“I haven’t once spoken my mother tongue Kilokele in the 62 years I’ve lived in Kinshasa. None of my nine children speak it,” says Charles Tongohala.
Tongohala’s native tongue is one of 450 spoken in the Democratic Republic of Congo, a sprawling nation of 71 million people whose lingos — almost all of them spoken, not written — account for nine percent of the world’s 5,000 languages.
He was a boy when he moved to DR Congo’s capital from a northeastern village home to the Lokele fisher people, who live along the banks of the giant Congo river and speak Kilokele.
Daniel Mukebayi, another Kinshasa resident, speaks Tshiluba, the language of the Luba people of central DR Congo, mainly the Kasai region.
Mukebayi and his wife taught their 10 children Tshiluba, and he recalls that in 1974 his son Michel spoke it perfectly though he was only four.
“But now that he’s married and has his own family he never speaks his own language and his children only know how to speak French and Lingala,” the language commonly spoken in Kinshasa, a teeming city of 10 million.
When the former Belgian colony became independent in 1960, authorities chose French as the official language, though even today not all of the population understands it.
Later on, during an official “return to authenticity”, the authorities promoted the use of four “national” languages for primary schooling — Lingala (a language used by the army and in Kinshasa and the northwest), Kikongo (west), Tshiluba (centre) and Swahili (east).
Those languages are also used in regional courts and cohabit with French in some media.
But Lingala and Swahili, which are also spoken in neighbouring countries, are far more widely used today than the other two.
In 2000 French linguist Claude Hagege warned in a book that pushing regional languages, such as Swahili, over lesser-known tongues could wind up killing minor indigeneous languages.
Take the wife of Mukebayi’s son Michel, Cocotte Kolo. She was also born a Luba but can’t speak Tshiluba; she is fluent in Swahili, Kinyarwanda (spoken in Rwanda and eastern DR Congo), Lingala and French.

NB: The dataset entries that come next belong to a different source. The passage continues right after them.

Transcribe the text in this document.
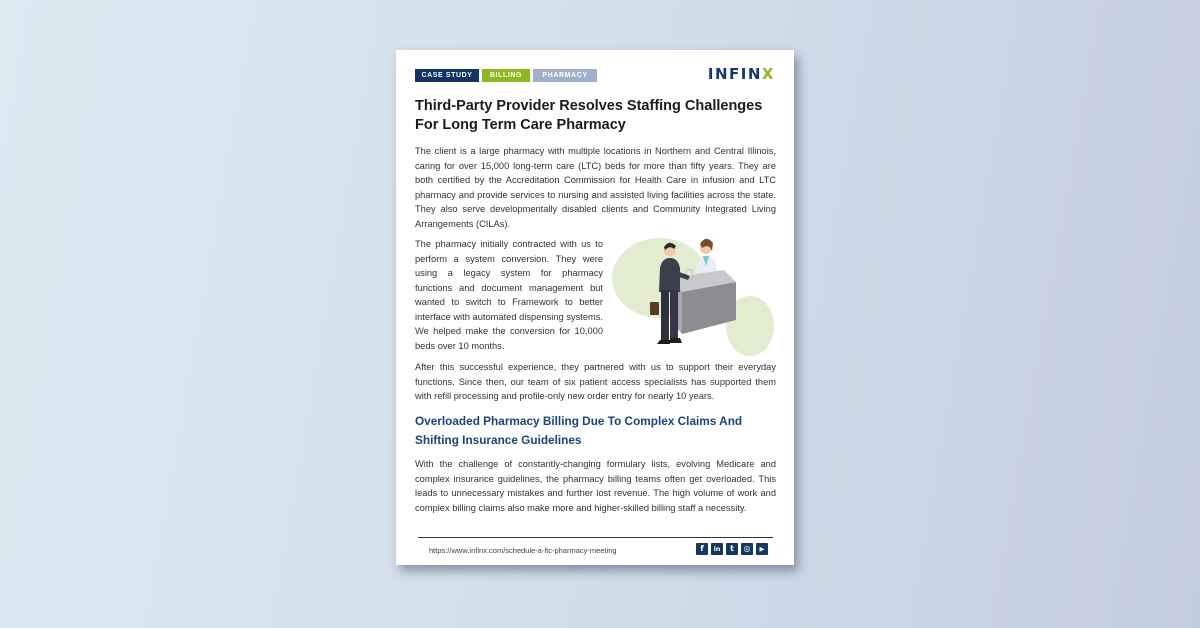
CASE STUDY	BILLING	PHARMACY	INFINX
Third-Party Provider Resolves Staffing Challenges For Long Term Care Pharmacy

The client is a large pharmacy with multiple locations in Northern and Central Illinois, caring for over 15,000 long-term care (LTC) beds for more than fifty years. They are both certified by the Accreditation Commission for Health Care in infusion and LTC pharmacy and provide services to nursing and assisted living facilities across the state. They also serve developmentally disabled clients and Community Integrated Living Arrangements (CILAs).

The pharmacy initially contracted with us to perform a system conversion. They were using a legacy system for pharmacy functions and document management but wanted to switch to Framework to better interface with automated dispensing systems. We helped make the conversion for 10,000 beds over 10 months.

After this successful experience, they partnered with us to support their everyday functions. Since then, our team of six patient access specialists has supported them with refill processing and profile-only new order entry for nearly 10 years.

Overloaded Pharmacy Billing Due To Complex Claims And Shifting Insurance Guidelines

With the challenge of constantly-changing formulary lists, evolving Medicare and complex insurance guidelines, the pharmacy billing teams often get overloaded. This leads to unnecessary mistakes and further lost revenue. The high volume of work and complex billing claims also make more and higher-skilled billing staff a necessity.

https://www.infinx.com/schedule-a-ltc-pharmacy-meeting	f	in	t	◎	▶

“Sometimes I’m ashamed, sometimes I’m afraid because I feel as if I’ve lost my markers,” she says.
While some people like her speak several local languages, the upwardly mobile will often teach their children only French — or French and English.
The death of a language “is due to the rural exodus and the demographic, economic and cultural weight” of its speakers, said linguist Kadima Nzuji of Brazzaville’s Marien Ngouabi university.
So while there are relatively few speakers of Kinande and Kitetela, both have a good chance of survival because they are spoken by a dynamic trading community, he said.
Kambayi Bwatshia, who lectures in history at Kinshasa’s UPN university, said “old people speak in the language of the village to survive” while young people, “especially in big urban centres, adapt to their environment.”
Hailing the work of the Christian missionaries who chronicled local languages from the 19th century on, both academics said the documents they penned would soon be all that remained of dying minority tongues.
Years of war and poverty too have contributed to the disappearance of some of Congo’s least spoken languages — the backdrop to John le Carre’s 2006 spy novel “The Mission Song”, which centres on an interpreter of the country’s dying tongues.
“When you could travel home to the village on the boats I’d be able to speal Kilokele with people from my generation,” said Tongohala.
But that was more than a quarter-century ago.